Todas essas questões aparecem no manifesto que deve correr o mundo ao denunciar o marco temporal como uma ameaça planetária. A mensagem é um alerta geral. “Estamos muito preocupados com a situação territorial não somente dos povos indígenas que habitam a região amazônica, mas também das demais regiões do Brasil e do mundo”, dizem as lideranças.

Além disso, ressaltam que mudar o marco temporal é uma violação aos tratados internacionais dos quais o Brasil é signatário, como a Declaração dos Povos Indígenas da ONU e a Convenção 169 da Organização Internacional do Trabalho.

Durente o evento, Raoni recebeu uma carta assinada pelo rei britânico Charles III citando o líder Kayapó como “impressionante exemplo” a ser seguido. O documento chegou às mãos do cacique por meio da encarregada de negócios da Embaixada do Reino Unido no Brasil, Melanie Hopkins.

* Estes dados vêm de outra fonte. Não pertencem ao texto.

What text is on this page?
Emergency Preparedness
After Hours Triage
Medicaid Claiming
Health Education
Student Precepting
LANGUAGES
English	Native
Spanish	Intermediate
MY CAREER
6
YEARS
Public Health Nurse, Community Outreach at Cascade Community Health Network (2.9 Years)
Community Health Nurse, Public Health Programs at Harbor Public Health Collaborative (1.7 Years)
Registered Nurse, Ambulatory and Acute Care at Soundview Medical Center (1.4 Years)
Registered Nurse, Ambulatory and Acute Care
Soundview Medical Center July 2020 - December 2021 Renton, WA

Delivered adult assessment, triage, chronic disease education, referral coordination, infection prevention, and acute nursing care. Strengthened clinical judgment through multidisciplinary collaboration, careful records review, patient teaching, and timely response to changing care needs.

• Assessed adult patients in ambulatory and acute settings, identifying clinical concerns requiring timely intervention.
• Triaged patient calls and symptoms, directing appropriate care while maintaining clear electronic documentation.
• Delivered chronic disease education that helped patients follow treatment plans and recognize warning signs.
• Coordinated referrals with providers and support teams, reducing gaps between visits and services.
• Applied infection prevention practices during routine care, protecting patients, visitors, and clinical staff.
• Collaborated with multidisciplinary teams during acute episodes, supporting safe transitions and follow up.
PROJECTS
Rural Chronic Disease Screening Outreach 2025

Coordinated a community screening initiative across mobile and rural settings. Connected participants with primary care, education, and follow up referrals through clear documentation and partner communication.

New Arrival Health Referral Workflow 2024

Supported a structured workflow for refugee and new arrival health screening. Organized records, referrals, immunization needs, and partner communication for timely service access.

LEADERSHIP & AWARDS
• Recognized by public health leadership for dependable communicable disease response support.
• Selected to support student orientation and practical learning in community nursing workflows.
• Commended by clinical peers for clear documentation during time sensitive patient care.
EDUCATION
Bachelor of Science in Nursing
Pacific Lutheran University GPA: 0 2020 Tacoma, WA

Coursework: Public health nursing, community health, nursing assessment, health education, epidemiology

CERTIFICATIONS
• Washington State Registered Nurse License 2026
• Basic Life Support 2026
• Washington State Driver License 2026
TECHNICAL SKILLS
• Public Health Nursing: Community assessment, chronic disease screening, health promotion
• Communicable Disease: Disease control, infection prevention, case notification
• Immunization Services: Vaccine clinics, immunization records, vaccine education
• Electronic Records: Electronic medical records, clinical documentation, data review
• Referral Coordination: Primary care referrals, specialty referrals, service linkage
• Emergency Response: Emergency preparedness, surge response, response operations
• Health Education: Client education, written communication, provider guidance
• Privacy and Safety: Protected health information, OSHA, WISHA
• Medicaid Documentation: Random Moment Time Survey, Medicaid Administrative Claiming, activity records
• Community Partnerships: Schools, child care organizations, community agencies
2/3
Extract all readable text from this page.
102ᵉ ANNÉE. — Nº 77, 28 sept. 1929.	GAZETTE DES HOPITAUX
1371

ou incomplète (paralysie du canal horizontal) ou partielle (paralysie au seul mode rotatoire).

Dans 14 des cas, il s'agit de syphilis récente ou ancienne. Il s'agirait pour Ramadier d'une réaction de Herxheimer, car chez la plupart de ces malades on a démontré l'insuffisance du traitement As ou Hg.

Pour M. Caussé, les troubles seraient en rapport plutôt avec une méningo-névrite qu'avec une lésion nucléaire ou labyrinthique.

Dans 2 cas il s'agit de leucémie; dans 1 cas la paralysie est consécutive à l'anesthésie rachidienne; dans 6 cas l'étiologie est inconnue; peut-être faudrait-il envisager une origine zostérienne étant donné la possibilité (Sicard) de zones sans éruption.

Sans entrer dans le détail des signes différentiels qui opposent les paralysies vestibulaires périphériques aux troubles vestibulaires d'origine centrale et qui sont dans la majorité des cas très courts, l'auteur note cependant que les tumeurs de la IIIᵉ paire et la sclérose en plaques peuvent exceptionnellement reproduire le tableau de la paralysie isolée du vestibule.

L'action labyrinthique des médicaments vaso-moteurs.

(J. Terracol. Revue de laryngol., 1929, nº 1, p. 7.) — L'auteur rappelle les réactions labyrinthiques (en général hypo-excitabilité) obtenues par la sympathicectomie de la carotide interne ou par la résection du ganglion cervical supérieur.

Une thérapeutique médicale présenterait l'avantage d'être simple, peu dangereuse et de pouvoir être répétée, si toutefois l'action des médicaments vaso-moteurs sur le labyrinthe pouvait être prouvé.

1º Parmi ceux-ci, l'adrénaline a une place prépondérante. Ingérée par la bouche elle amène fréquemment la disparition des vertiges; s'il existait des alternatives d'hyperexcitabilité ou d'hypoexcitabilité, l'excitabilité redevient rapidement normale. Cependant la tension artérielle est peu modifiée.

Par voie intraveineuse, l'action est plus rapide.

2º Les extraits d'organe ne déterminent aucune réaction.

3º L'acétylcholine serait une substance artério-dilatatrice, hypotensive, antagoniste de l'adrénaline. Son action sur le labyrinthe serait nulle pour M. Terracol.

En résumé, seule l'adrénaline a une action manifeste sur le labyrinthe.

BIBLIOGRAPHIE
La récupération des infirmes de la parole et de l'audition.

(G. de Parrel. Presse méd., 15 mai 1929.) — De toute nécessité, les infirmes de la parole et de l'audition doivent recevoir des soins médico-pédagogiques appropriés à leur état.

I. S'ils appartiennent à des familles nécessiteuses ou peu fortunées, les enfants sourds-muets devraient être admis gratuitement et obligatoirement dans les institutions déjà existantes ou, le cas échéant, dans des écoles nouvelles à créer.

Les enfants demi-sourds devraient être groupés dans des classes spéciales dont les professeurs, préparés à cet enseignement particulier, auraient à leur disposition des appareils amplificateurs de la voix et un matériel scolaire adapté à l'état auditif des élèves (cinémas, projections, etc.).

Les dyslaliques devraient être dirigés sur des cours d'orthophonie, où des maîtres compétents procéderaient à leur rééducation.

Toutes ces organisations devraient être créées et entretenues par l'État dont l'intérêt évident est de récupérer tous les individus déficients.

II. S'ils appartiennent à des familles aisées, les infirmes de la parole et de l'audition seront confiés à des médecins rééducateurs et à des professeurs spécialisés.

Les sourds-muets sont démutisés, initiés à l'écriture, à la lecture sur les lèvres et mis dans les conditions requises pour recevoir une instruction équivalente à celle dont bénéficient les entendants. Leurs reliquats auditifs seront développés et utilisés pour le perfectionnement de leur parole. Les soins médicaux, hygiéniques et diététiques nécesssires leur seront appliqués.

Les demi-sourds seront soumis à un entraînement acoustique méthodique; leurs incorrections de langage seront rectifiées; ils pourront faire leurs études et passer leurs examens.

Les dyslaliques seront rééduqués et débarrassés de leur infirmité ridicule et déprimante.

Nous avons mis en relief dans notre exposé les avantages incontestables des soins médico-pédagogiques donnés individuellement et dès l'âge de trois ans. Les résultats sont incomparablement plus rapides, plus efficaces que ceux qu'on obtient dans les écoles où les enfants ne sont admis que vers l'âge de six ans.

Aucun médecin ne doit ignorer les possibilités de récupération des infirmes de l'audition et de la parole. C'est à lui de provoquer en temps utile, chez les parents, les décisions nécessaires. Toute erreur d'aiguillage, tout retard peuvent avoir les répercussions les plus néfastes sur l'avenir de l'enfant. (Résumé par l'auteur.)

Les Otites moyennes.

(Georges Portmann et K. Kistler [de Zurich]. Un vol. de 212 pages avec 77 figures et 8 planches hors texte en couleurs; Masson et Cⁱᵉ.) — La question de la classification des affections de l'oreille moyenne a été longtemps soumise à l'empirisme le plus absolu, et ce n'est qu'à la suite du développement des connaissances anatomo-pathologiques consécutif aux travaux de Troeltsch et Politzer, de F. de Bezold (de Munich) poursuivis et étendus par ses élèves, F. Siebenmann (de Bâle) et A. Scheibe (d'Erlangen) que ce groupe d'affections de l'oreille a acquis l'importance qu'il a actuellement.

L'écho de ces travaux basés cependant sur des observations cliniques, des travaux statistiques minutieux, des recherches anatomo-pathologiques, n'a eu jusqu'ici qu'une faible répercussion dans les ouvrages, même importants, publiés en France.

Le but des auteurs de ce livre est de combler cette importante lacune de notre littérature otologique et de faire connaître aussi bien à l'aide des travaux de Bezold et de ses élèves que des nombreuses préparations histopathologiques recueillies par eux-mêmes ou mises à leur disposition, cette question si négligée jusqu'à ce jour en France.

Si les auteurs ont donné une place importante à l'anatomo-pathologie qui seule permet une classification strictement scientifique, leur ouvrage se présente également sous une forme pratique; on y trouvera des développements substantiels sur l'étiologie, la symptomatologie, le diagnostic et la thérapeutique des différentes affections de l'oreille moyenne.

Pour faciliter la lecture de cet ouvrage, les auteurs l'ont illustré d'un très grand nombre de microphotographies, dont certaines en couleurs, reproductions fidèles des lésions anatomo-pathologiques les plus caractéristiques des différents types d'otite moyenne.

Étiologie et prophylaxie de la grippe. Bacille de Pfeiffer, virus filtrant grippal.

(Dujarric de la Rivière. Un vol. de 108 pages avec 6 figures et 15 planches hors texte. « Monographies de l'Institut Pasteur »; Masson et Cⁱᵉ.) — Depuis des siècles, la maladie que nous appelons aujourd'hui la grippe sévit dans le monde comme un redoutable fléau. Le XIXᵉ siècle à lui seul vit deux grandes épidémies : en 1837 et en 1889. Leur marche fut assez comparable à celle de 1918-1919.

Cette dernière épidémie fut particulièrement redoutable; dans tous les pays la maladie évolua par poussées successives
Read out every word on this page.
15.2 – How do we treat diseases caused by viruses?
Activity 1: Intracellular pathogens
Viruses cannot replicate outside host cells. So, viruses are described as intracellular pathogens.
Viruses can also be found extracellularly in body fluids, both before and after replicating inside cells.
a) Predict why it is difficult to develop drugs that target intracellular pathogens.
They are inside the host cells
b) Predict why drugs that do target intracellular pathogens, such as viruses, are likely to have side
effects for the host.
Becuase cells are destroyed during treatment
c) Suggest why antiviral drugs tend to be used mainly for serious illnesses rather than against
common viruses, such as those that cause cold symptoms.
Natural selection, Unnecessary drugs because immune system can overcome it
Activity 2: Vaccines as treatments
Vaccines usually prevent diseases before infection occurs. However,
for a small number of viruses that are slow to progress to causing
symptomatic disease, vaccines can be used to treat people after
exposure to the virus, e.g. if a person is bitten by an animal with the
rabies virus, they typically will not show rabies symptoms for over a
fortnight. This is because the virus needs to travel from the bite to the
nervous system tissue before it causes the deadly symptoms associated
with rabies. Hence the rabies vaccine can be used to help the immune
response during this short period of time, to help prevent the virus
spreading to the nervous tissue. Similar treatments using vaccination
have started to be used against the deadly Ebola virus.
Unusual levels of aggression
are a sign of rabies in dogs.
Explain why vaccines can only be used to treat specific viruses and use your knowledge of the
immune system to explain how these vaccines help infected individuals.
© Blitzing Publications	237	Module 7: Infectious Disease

Fiquei muito entusiasmado em saber que a organização britânica Global Canopy está dando suporte ao evento em julho deste ano para honrá-lo por seus feitos globais memoráveis e para encorajar a próxima geração a seguir seu impressionante exemplo. Sua voz tem sido fundamental no Brasil, e no mundo, em esforços para preservar a Amazônia e em seu apoio aos direitos de todos os povos indígenas”, disse Charles. “Durante minha própria visita à Amazônia em 2009, testemunhei em primeira mão os profundos impactos do desmatamento e das mudanças climáticas na floresta tropical e nos povos e comunidades indígenas que ali residem. Também me lembro com apreço de nosso encontro no mesmo ano no magnífico Jardim Botânico do Rio de Janeiro, onde conversamos sobre o desejo compartilhado de ver a Amazônia protegida, e o prazer que mais tarde tive em recebê-lo na Clarence House”.

O cantor Sting também manifestou apoio ao Chamado do Raoni. Ao lado de sua mulher, a atriz Trudie, ele gravou vídeo em que reforça a importância da floresta para regular o clima no mundo e elogia a “integridade espiritual e cultural” do cacique.